The compliance map reports for a full SIMP system are accurate.
- No reports list non-compliant configuration that is really a parameter mismatches. (Parameter tested differs from parameter that should have been tested; value tested differs from actual values allowed, etc.)
- SIMP server and SIMP client reports are generated.
simp-utils executables that are not tested otherwise work as advertised
- unpack_dvd
- gen_ldap_update
- updaterepos
The SIMP HOWTO Guides are still correct.

5.3.2.6.1.12. Verify SIMP server RPM install ¶

This check verifies that CentOS 6 and CentOS 7 SIMP servers can be installed using the set of RPMs contained in the SIMP ISOs The verification steps largely follow the details in Installing SIMP From A Repository.

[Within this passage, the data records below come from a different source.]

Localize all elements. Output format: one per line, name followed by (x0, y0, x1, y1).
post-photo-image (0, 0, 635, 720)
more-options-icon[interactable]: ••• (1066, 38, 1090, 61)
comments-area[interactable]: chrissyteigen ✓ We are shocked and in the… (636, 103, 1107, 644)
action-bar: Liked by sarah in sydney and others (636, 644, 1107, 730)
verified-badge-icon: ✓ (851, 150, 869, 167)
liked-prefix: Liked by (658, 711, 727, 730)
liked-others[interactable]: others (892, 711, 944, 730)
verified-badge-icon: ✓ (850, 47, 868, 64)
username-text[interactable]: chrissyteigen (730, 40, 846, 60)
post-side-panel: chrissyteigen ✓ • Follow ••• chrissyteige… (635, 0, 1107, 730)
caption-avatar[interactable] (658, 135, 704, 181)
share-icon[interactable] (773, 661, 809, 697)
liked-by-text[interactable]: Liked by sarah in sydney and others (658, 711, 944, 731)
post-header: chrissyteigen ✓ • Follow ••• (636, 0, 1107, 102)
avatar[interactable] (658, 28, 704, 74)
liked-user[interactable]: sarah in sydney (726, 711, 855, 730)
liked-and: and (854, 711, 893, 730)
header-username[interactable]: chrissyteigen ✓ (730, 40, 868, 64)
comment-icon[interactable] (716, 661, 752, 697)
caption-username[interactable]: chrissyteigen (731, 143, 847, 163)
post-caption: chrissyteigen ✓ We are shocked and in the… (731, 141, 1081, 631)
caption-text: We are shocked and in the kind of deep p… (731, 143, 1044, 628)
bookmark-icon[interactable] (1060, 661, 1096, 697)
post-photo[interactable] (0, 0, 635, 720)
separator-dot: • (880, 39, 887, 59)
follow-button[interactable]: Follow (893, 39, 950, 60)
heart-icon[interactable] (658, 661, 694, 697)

All RPMs except the simp-core RPM should be able to be pulled from the appropriate location under https://download.simp-project.com.

5.3.2.6.1.13. Verify SIMP server RPM upgrade ¶

This check verifies that the set of RPMs in the SIMP ISO can upgrade the last full SIMP release.

Bring up a CentOS server that was booted from the appropriate SIMP ISO and for which simp config and simp bootstrap has been run.

Note

If the VirtualBox for the last SIMP ISO was created by the simp-packer project, you can simply setup the appropriate VirtualBox network for that box and then bring up that bootstrapped image with vagrant up.

Copy the SIMP and system RPMs packaged in the SIMP ISO to the server and install with yum.

FIXME Should put RPMs into appropriate updates repos, run something like the following

cd <updates dir>
createrepo .
chown -R root.apache ./*
find . -type f -exec chmod 640 {} \;
find . -type d -exec chmod 750 {} \;
yum clean all;
yum make cache
yum update

Verify puppet agent -t runs cleanly
Verify no custom content is removed by the upgrade (e.g., environments/production/modules/site/manifests, content in environments/production/data)

5.3.2.6.1.14. Verify SIMP server R10K install ¶

This check verifies that CentOS 6 and CentOS 7 SIMP servers can be installed via r10k. Since this capability is already automatically tested in a simp-core acceptance test, all verification is handled by Verify simp-core tests pass.